Sie fordern zu Recht ein, dass Erwachsene zu Hause im Umgang mit Kindern bestimmte Werte vermitteln sollen - auch in Vereinen, im Sport, in der Nachbarschaft, in der Verwandtschaft, im gesamten Umfeld von Familie. Wir alle müssen uns aber fragen, ob wir nicht gerade ein Europa und eine Bundesrepublik Deutschland organisieren, bei denen das Ellenbogenprinzip zum ausschließlichen Prinzip der Durchsetzungsfähigkeit in unserer Gesellschaft wird. Wenn das so ist, dann müssen wir aufpassen, dass wir mit dem, was wir im Alltag tun, in der Erwachsenenwelt nicht das Gegenteil dessen vermitteln, was wir an Vermittlung von Werten durch Eltern in der Familie verlangen.

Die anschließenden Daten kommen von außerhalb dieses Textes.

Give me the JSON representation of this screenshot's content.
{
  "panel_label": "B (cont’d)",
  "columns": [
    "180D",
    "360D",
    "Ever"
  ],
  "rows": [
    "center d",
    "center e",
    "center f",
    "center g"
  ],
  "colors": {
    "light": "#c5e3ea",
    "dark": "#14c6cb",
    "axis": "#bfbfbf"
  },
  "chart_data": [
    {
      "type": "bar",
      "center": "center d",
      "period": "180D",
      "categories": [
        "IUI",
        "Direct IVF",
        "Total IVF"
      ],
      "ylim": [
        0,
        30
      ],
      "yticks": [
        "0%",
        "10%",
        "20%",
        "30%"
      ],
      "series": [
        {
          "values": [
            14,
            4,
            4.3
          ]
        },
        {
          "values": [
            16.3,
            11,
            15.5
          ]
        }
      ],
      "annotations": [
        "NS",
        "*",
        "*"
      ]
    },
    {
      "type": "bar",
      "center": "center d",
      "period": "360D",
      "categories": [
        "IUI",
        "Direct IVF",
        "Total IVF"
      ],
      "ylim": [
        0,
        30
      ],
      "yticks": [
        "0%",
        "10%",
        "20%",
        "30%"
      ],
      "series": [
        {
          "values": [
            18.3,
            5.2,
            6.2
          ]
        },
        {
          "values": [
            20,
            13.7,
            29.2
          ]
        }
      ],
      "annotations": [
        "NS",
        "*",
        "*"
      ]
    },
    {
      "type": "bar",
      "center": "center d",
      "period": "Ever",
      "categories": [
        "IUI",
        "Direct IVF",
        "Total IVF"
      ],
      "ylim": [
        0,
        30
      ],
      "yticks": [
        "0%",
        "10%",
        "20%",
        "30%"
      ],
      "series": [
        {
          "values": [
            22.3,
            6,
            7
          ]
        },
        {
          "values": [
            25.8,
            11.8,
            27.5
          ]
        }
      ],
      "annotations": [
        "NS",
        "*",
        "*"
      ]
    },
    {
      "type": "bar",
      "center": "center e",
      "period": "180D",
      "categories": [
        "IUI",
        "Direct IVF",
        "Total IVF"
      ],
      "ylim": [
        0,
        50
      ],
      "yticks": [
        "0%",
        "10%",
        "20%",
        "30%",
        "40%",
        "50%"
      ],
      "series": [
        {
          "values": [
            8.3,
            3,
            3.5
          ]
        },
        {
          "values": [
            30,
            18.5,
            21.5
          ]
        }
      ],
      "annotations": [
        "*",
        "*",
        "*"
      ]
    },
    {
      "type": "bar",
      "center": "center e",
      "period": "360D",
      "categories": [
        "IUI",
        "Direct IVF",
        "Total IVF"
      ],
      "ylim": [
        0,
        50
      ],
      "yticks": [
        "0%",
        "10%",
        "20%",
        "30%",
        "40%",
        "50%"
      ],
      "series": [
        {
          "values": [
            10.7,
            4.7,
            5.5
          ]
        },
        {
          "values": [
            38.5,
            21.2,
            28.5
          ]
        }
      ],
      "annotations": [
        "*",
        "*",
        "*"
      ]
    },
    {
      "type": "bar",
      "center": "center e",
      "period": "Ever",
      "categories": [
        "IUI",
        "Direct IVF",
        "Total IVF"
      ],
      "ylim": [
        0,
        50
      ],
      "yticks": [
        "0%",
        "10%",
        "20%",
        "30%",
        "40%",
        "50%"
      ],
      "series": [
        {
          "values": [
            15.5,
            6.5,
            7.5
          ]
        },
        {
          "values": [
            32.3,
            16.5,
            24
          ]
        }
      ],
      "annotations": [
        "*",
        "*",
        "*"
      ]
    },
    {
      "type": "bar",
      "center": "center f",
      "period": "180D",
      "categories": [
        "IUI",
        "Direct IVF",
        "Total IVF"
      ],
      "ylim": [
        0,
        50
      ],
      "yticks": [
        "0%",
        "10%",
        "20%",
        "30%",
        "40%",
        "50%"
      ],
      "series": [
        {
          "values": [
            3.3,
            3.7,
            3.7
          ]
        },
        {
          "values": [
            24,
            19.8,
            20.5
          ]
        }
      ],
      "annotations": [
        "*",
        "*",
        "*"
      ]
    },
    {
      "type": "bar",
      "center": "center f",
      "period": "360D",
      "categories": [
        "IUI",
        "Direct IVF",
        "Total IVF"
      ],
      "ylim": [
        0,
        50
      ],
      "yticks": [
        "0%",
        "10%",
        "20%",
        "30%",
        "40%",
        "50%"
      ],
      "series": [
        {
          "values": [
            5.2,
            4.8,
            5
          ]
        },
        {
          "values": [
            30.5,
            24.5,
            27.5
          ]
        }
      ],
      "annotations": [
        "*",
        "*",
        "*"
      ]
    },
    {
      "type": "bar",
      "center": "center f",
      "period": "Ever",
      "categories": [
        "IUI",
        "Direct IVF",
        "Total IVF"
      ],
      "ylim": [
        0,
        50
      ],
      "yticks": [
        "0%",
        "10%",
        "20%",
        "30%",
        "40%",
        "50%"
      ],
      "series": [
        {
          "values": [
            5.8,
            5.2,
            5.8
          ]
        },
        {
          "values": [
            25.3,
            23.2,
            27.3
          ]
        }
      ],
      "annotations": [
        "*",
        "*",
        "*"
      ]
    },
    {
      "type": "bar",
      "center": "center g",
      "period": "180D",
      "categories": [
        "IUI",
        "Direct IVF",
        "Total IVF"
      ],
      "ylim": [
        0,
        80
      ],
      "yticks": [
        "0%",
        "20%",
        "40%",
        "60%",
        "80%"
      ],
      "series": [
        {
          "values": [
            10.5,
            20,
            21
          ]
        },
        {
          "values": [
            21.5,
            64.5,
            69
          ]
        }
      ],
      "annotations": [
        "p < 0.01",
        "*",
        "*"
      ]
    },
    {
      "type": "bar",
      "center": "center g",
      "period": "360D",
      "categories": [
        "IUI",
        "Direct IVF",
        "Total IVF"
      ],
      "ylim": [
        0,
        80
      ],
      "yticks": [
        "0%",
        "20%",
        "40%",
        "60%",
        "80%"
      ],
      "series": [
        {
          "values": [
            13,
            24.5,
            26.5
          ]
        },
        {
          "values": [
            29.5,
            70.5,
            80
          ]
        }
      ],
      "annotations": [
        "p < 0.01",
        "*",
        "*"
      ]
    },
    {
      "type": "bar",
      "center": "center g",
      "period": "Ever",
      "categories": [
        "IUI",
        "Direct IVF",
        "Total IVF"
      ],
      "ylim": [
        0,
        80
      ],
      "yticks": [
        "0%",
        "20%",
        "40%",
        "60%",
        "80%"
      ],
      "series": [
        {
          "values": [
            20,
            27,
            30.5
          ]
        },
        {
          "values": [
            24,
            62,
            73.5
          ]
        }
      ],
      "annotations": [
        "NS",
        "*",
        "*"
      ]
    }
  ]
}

Dazu zählt auch, dass die Kritik an den Medien wohlfeil ist, wenn man nicht gleichzeitig auch bereit ist, Konsequenzen zu ziehen. Es gibt durchaus einen Unterschied zwischen den Programmangeboten des öffentlich-rechtlichen Rundfunks und dem, was zur Primetime an bestimmten Filmen von anderen Sendern gezeigt wird. Schon die Erwähnung dieses Sachverhalts führt u. a. zu der Drohung, man werde in Zukunft keine Lizenz mehr in dem Land beantragen, das bereit ist, über

Derartiges zu diskutieren. Wir müssen aufpassen, dass wir uns nicht dem ökonomischen Prinzip beugen,

(Gansäuer [CDU]: Leider richtig!)

sondern wir müssen sagen, dass wir darüber offen diskutieren wollen. Das ist keine Diffamierung von Privatfernsehen. Wir wollen privates Fernsehen in Deutschland! Aber wir wollen über Inhalte, die unsere Gesellschaft prägen, offen in einer freien Gesellschaft diskutieren, ohne ausschließlich ökonomische Interessen in den Vordergrund zu stellen.